In recent weeks the U.S. meetings and events marketplace has been focused on defending the corporate events industry and its impact throughout communities in the USA. ICCA CEO Martin Sirk released a letter that outlines the issue from a global perspective. — Rob Hard
Protectionism in the International Meetings Industry Is Simply Not an Option
There have been some powerful PR efforts by our industry, mainly originating in the USA, to fight against negative media reports about “frivolous” or “excessive” meetings and events, which had threatened to paint our industry as a wasteful item of expenditure rather than what we all know it to be: the most cost-effective and impactful communication tool that is available to any company or association.
What has been lacking in the debate so far is a defence of the international nature of our industry. It is unfortunately all too easy to make a simplistic case for “local jobs”, to discourage companies from sending delegates to overseas conferences, or to stipulate that they should only hold their own meetings within national borders. But this has just as many dangers as lobbying against the principles of free trade, or telling banks to pull out of all their international investments in order to have more money available for local mortgages and small businesses. Political expediency can have damaging consequences in a world that is no less interconnected than it was before the current crisis.
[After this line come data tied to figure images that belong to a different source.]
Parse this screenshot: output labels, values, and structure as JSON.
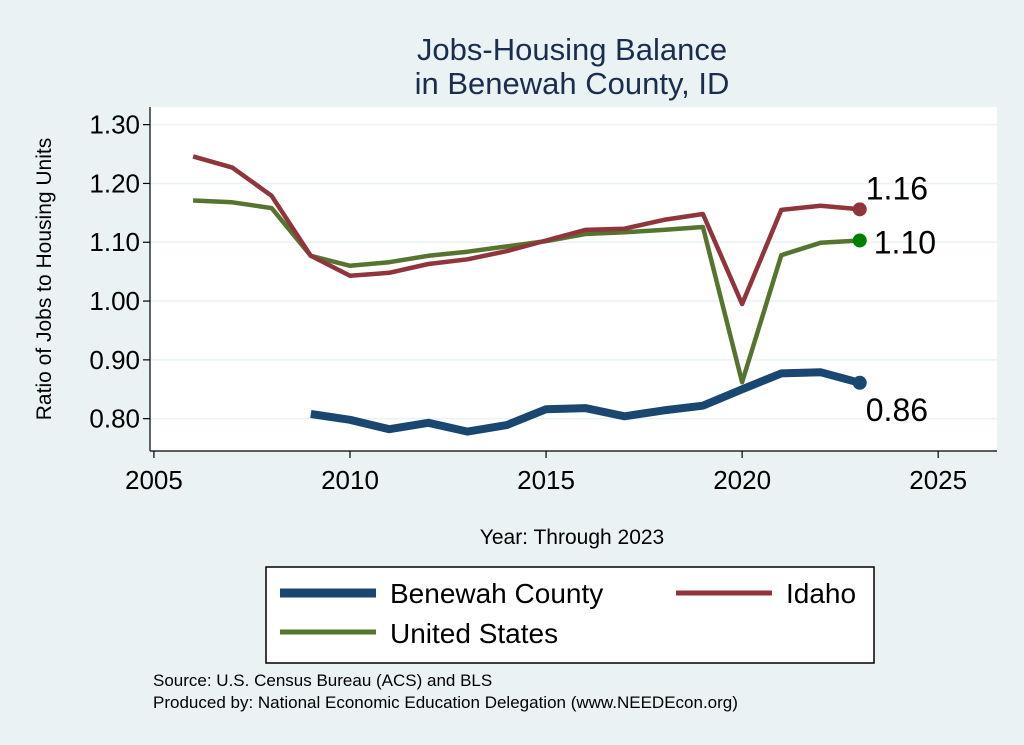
{
  "chart_data": {
    "type": "line",
    "title": "Jobs-Housing Balance",
    "subtitle": "in Benewah County, ID",
    "xlabel": "Year: Through 2023",
    "ylabel": "Ratio of Jobs to Housing Units",
    "xlim": [
      2004.9,
      2026.5
    ],
    "ylim": [
      0.745,
      1.33
    ],
    "x_ticks": [
      2005,
      2010,
      2015,
      2020,
      2025
    ],
    "y_ticks": [
      0.8,
      0.9,
      1.0,
      1.1,
      1.2,
      1.3
    ],
    "y_tick_labels": [
      "0.80",
      "0.90",
      "1.00",
      "1.10",
      "1.20",
      "1.30"
    ],
    "grid": true,
    "legend_position": "bottom",
    "series": [
      {
        "name": "Benewah County",
        "color": "#1a476f",
        "line_width": "thick",
        "x": [
          2009,
          2010,
          2011,
          2012,
          2013,
          2014,
          2015,
          2016,
          2017,
          2018,
          2019,
          2020,
          2021,
          2022,
          2023
        ],
        "values": [
          0.808,
          0.798,
          0.782,
          0.793,
          0.778,
          0.789,
          0.816,
          0.818,
          0.804,
          0.814,
          0.822,
          0.85,
          0.877,
          0.879,
          0.861
        ],
        "end_label": "0.86"
      },
      {
        "name": "Idaho",
        "color": "#90353b",
        "line_width": "medium",
        "x": [
          2006,
          2007,
          2008,
          2009,
          2010,
          2011,
          2012,
          2013,
          2014,
          2015,
          2016,
          2017,
          2018,
          2019,
          2020,
          2021,
          2022,
          2023
        ],
        "values": [
          1.246,
          1.227,
          1.179,
          1.077,
          1.043,
          1.048,
          1.063,
          1.071,
          1.085,
          1.103,
          1.121,
          1.123,
          1.138,
          1.148,
          0.995,
          1.155,
          1.162,
          1.156
        ],
        "end_label": "1.16"
      },
      {
        "name": "United States",
        "color": "#55752f",
        "line_width": "medium",
        "x": [
          2006,
          2007,
          2008,
          2009,
          2010,
          2011,
          2012,
          2013,
          2014,
          2015,
          2016,
          2017,
          2018,
          2019,
          2020,
          2021,
          2022,
          2023
        ],
        "values": [
          1.171,
          1.168,
          1.158,
          1.077,
          1.06,
          1.066,
          1.077,
          1.084,
          1.093,
          1.102,
          1.114,
          1.117,
          1.121,
          1.126,
          0.862,
          1.078,
          1.099,
          1.103
        ],
        "end_label": "1.10",
        "end_marker_color": "#008000"
      }
    ]
  },
  "legend": {
    "items": [
      "Benewah County",
      "Idaho",
      "United States"
    ]
  },
  "source": {
    "line1": "Source: U.S. Census Bureau (ACS) and BLS",
    "line2": "Produced by: National Economic Education Delegation (www.NEEDEcon.org)"
  }
}
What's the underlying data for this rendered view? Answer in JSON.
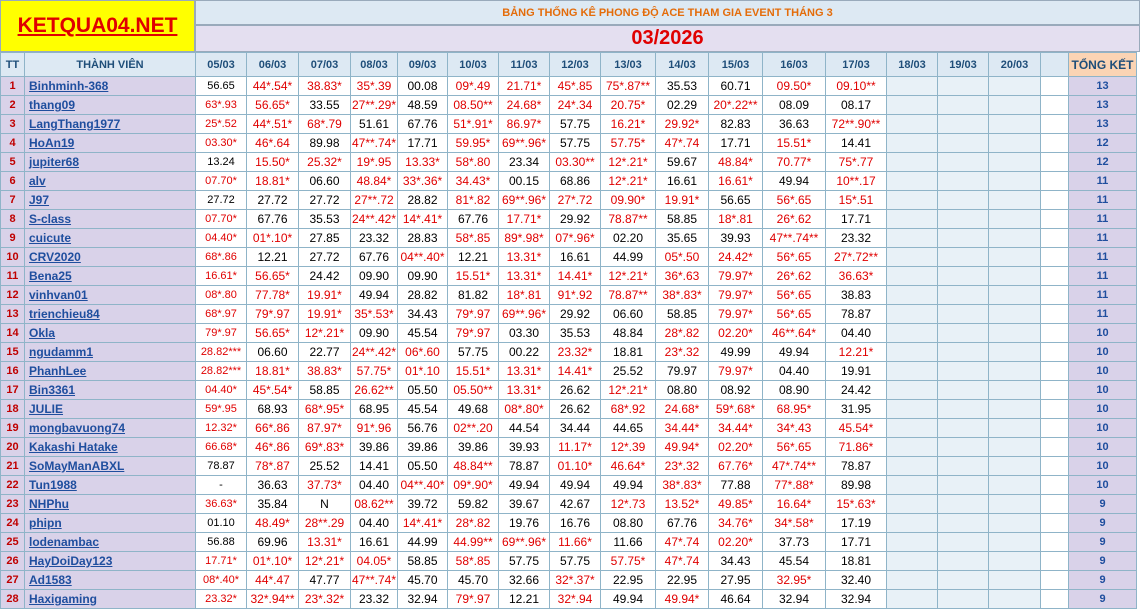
{
  "header": {
    "logo": "KETQUA04.NET",
    "title": "BẢNG THỐNG KÊ PHONG ĐỘ ACE THAM GIA EVENT THÁNG 3",
    "period": "03/2026"
  },
  "table": {
    "columns": {
      "tt": "TT",
      "member": "THÀNH VIÊN",
      "dates": [
        "05/03",
        "06/03",
        "07/03",
        "08/03",
        "09/03",
        "10/03",
        "11/03",
        "12/03",
        "13/03",
        "14/03",
        "15/03",
        "16/03",
        "17/03",
        "18/03",
        "19/03",
        "20/03"
      ],
      "total": "TỔNG KẾT"
    },
    "rows": [
      {
        "tt": 1,
        "name": "Binhminh-368",
        "scores": [
          "56.65",
          "44*.54*",
          "38.83*",
          "35*.39",
          "00.08",
          "09*.49",
          "21.71*",
          "45*.85",
          "75*.87**",
          "35.53",
          "60.71",
          "09.50*",
          "09.10**"
        ],
        "total": 13
      },
      {
        "tt": 2,
        "name": "thang09",
        "scores": [
          "63*.93",
          "56.65*",
          "33.55",
          "27**.29*",
          "48.59",
          "08.50**",
          "24.68*",
          "24*.34",
          "20.75*",
          "02.29",
          "20*.22**",
          "08.09",
          "08.17"
        ],
        "total": 13
      },
      {
        "tt": 3,
        "name": "LangThang1977",
        "scores": [
          "25*.52",
          "44*.51*",
          "68*.79",
          "51.61",
          "67.76",
          "51*.91*",
          "86.97*",
          "57.75",
          "16.21*",
          "29.92*",
          "82.83",
          "36.63",
          "72**.90**"
        ],
        "total": 13
      },
      {
        "tt": 4,
        "name": "HoAn19",
        "scores": [
          "03.30*",
          "46*.64",
          "89.98",
          "47**.74*",
          "17.71",
          "59.95*",
          "69**.96*",
          "57.75",
          "57.75*",
          "47*.74",
          "17.71",
          "15.51*",
          "14.41"
        ],
        "total": 12
      },
      {
        "tt": 5,
        "name": "jupiter68",
        "scores": [
          "13.24",
          "15.50*",
          "25.32*",
          "19*.95",
          "13.33*",
          "58*.80",
          "23.34",
          "03.30**",
          "12*.21*",
          "59.67",
          "48.84*",
          "70.77*",
          "75*.77"
        ],
        "total": 12
      },
      {
        "tt": 6,
        "name": "alv",
        "scores": [
          "07.70*",
          "18.81*",
          "06.60",
          "48.84*",
          "33*.36*",
          "34.43*",
          "00.15",
          "68.86",
          "12*.21*",
          "16.61",
          "16.61*",
          "49.94",
          "10**.17"
        ],
        "total": 11
      },
      {
        "tt": 7,
        "name": "J97",
        "scores": [
          "27.72",
          "27.72",
          "27.72",
          "27**.72",
          "28.82",
          "81*.82",
          "69**.96*",
          "27*.72",
          "09.90*",
          "19.91*",
          "56.65",
          "56*.65",
          "15*.51"
        ],
        "total": 11
      },
      {
        "tt": 8,
        "name": "S-class",
        "scores": [
          "07.70*",
          "67.76",
          "35.53",
          "24**.42*",
          "14*.41*",
          "67.76",
          "17.71*",
          "29.92",
          "78.87**",
          "58.85",
          "18*.81",
          "26*.62",
          "17.71"
        ],
        "total": 11
      },
      {
        "tt": 9,
        "name": "cuicute",
        "scores": [
          "04.40*",
          "01*.10*",
          "27.85",
          "23.32",
          "28.83",
          "58*.85",
          "89*.98*",
          "07*.96*",
          "02.20",
          "35.65",
          "39.93",
          "47**.74**",
          "23.32"
        ],
        "total": 11
      },
      {
        "tt": 10,
        "name": "CRV2020",
        "scores": [
          "68*.86",
          "12.21",
          "27.72",
          "67.76",
          "04**.40*",
          "12.21",
          "13.31*",
          "16.61",
          "44.99",
          "05*.50",
          "24.42*",
          "56*.65",
          "27*.72**"
        ],
        "total": 11
      },
      {
        "tt": 11,
        "name": "Bena25",
        "scores": [
          "16.61*",
          "56.65*",
          "24.42",
          "09.90",
          "09.90",
          "15.51*",
          "13.31*",
          "14.41*",
          "12*.21*",
          "36*.63",
          "79.97*",
          "26*.62",
          "36.63*"
        ],
        "total": 11
      },
      {
        "tt": 12,
        "name": "vinhvan01",
        "scores": [
          "08*.80",
          "77.78*",
          "19.91*",
          "49.94",
          "28.82",
          "81.82",
          "18*.81",
          "91*.92",
          "78.87**",
          "38*.83*",
          "79.97*",
          "56*.65",
          "38.83"
        ],
        "total": 11
      },
      {
        "tt": 13,
        "name": "trienchieu84",
        "scores": [
          "68*.97",
          "79*.97",
          "19.91*",
          "35*.53*",
          "34.43",
          "79*.97",
          "69**.96*",
          "29.92",
          "06.60",
          "58.85",
          "79.97*",
          "56*.65",
          "78.87"
        ],
        "total": 11
      },
      {
        "tt": 14,
        "name": "Okla",
        "scores": [
          "79*.97",
          "56.65*",
          "12*.21*",
          "09.90",
          "45.54",
          "79*.97",
          "03.30",
          "35.53",
          "48.84",
          "28*.82",
          "02.20*",
          "46**.64*",
          "04.40"
        ],
        "total": 10
      },
      {
        "tt": 15,
        "name": "ngudamm1",
        "scores": [
          "28.82***",
          "06.60",
          "22.77",
          "24**.42*",
          "06*.60",
          "57.75",
          "00.22",
          "23.32*",
          "18.81",
          "23*.32",
          "49.99",
          "49.94",
          "12.21*"
        ],
        "total": 10
      },
      {
        "tt": 16,
        "name": "PhanhLee",
        "scores": [
          "28.82***",
          "18.81*",
          "38.83*",
          "57.75*",
          "01*.10",
          "15.51*",
          "13.31*",
          "14.41*",
          "25.52",
          "79.97",
          "79.97*",
          "04.40",
          "19.91"
        ],
        "total": 10
      },
      {
        "tt": 17,
        "name": "Bin3361",
        "scores": [
          "04.40*",
          "45*.54*",
          "58.85",
          "26.62**",
          "05.50",
          "05.50**",
          "13.31*",
          "26.62",
          "12*.21*",
          "08.80",
          "08.92",
          "08.90",
          "24.42"
        ],
        "total": 10
      },
      {
        "tt": 18,
        "name": "JULIE",
        "scores": [
          "59*.95",
          "68.93",
          "68*.95*",
          "68.95",
          "45.54",
          "49.68",
          "08*.80*",
          "26.62",
          "68*.92",
          "24.68*",
          "59*.68*",
          "68.95*",
          "31.95"
        ],
        "total": 10
      },
      {
        "tt": 19,
        "name": "mongbavuong74",
        "scores": [
          "12.32*",
          "66*.86",
          "87.97*",
          "91*.96",
          "56.76",
          "02**.20",
          "44.54",
          "34.44",
          "44.65",
          "34.44*",
          "34.44*",
          "34*.43",
          "45.54*"
        ],
        "total": 10
      },
      {
        "tt": 20,
        "name": "Kakashi Hatake",
        "scores": [
          "66.68*",
          "46*.86",
          "69*.83*",
          "39.86",
          "39.86",
          "39.86",
          "39.93",
          "11.17*",
          "12*.39",
          "49.94*",
          "02.20*",
          "56*.65",
          "71.86*"
        ],
        "total": 10
      },
      {
        "tt": 21,
        "name": "SoMayManABXL",
        "scores": [
          "78.87",
          "78*.87",
          "25.52",
          "14.41",
          "05.50",
          "48.84**",
          "78.87",
          "01.10*",
          "46.64*",
          "23*.32",
          "67.76*",
          "47*.74**",
          "78.87"
        ],
        "total": 10
      },
      {
        "tt": 22,
        "name": "Tun1988",
        "scores": [
          "-",
          "36.63",
          "37.73*",
          "04.40",
          "04**.40*",
          "09*.90*",
          "49.94",
          "49.94",
          "49.94",
          "38*.83*",
          "77.88",
          "77*.88*",
          "89.98"
        ],
        "total": 10
      },
      {
        "tt": 23,
        "name": "NHPhu",
        "scores": [
          "36.63*",
          "35.84",
          "N",
          "08.62**",
          "39.72",
          "59.82",
          "39.67",
          "42.67",
          "12*.73",
          "13.52*",
          "49.85*",
          "16.64*",
          "15*.63*"
        ],
        "total": 9
      },
      {
        "tt": 24,
        "name": "phipn",
        "scores": [
          "01.10",
          "48.49*",
          "28**.29",
          "04.40",
          "14*.41*",
          "28*.82",
          "19.76",
          "16.76",
          "08.80",
          "67.76",
          "34.76*",
          "34*.58*",
          "17.19"
        ],
        "total": 9
      },
      {
        "tt": 25,
        "name": "lodenambac",
        "scores": [
          "56.88",
          "69.96",
          "13.31*",
          "16.61",
          "44.99",
          "44.99**",
          "69**.96*",
          "11.66*",
          "11.66",
          "47*.74",
          "02.20*",
          "37.73",
          "17.71"
        ],
        "total": 9
      },
      {
        "tt": 26,
        "name": "HayDoiDay123",
        "scores": [
          "17.71*",
          "01*.10*",
          "12*.21*",
          "04.05*",
          "58.85",
          "58*.85",
          "57.75",
          "57.75",
          "57.75*",
          "47*.74",
          "34.43",
          "45.54",
          "18.81"
        ],
        "total": 9
      },
      {
        "tt": 27,
        "name": "Ad1583",
        "scores": [
          "08*.40*",
          "44*.47",
          "47.77",
          "47**.74*",
          "45.70",
          "45.70",
          "32.66",
          "32*.37*",
          "22.95",
          "22.95",
          "27.95",
          "32.95*",
          "32.40"
        ],
        "total": 9
      },
      {
        "tt": 28,
        "name": "Haxigaming",
        "scores": [
          "23.32*",
          "32*.94**",
          "23*.32*",
          "23.32",
          "32.94",
          "79*.97",
          "12.21",
          "32*.94",
          "49.94",
          "49.94*",
          "46.64",
          "32.94",
          "32.94"
        ],
        "total": 9
      }
    ]
  }
}
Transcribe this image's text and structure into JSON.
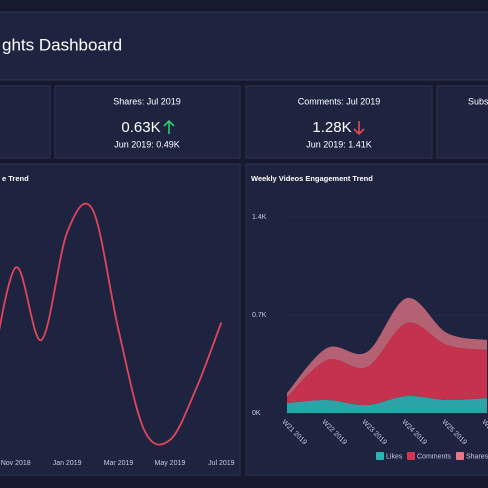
{
  "header": {
    "title": "ghts Dashboard"
  },
  "kpis": [
    {
      "label": "Shares: Jul 2019",
      "value": "0.63K",
      "previous": "Jun 2019: 0.49K"
    },
    {
      "label": "Comments: Jul 2019",
      "value": "1.28K",
      "previous": "Jun 2019: 1.41K"
    },
    {
      "label": "Subs"
    }
  ],
  "chart_data": [
    {
      "type": "line",
      "title": "e Trend",
      "categories": [
        null,
        "Nov 2018",
        null,
        "Jan 2019",
        null,
        "Mar 2019",
        null,
        "May 2019",
        null,
        "Jul 2019"
      ],
      "values": [
        28,
        73,
        44,
        87,
        96,
        48,
        8,
        4,
        24,
        51
      ],
      "color": "#e0455c",
      "ylim": [
        0,
        100
      ]
    },
    {
      "type": "stacked_area",
      "title": "Weekly Videos Engagement Trend",
      "categories": [
        "W21 2019",
        "W22 2019",
        "W23 2019",
        "W24 2019",
        "W25 2019",
        "W26 2019"
      ],
      "series": [
        {
          "name": "Likes",
          "color": "#2bb3b1",
          "values": [
            71,
            93,
            57,
            121,
            93,
            107
          ]
        },
        {
          "name": "Comments",
          "color": "#d63450",
          "values": [
            43,
            286,
            272,
            522,
            393,
            343
          ]
        },
        {
          "name": "Shares",
          "color": "#e87786",
          "values": [
            29,
            85,
            107,
            178,
            85,
            71
          ]
        }
      ],
      "ylim": [
        0,
        1400
      ],
      "yticks": [
        {
          "value": 0,
          "label": "0K"
        },
        {
          "value": 700,
          "label": "0.7K"
        },
        {
          "value": 1400,
          "label": "1.4K"
        }
      ]
    }
  ]
}
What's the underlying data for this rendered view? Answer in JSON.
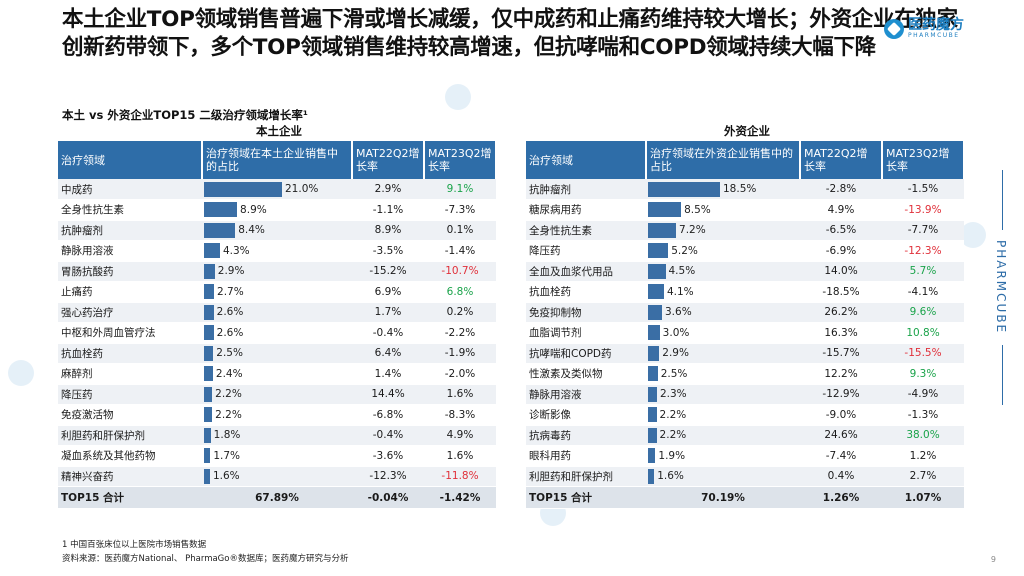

Our business is unashamedly international, and we should be proud of this. We are concerned with making valuable new connections across cultures and beyond borders, bringing together doctors, lawyers, scientists, investors, academics, government officials, business leaders and others who would otherwise not have a chance to work together, to share knowledge and know-how to find solutions to challenges which themselves are blind to national bounderies. We want to see Americans and Indians attending meetings in Singapore that result in new capital investment in the USA, Chinese engineers coming to Germany to share cutting-edge technical research, Brazilians meeting in Russia to discuss environmental solutions with Scandinavians, South Africans arranging business deals with Egyptians and Koreans in London: this is when the true value of our industry is unlocked.
ICCA will be advocating strongly in favour of this viewpoint, and will be challenging any nationalistic, negative interpretation of what our industry exists for and why it is valuable. Hopefully ICCA members around the world, understanding as they do the value of the key international association meetings sector, will stand up for the same principles. Competition between countries and cities is healthy, but protectionism is a real danger: let’s make sure we don’t let it take root in our industry.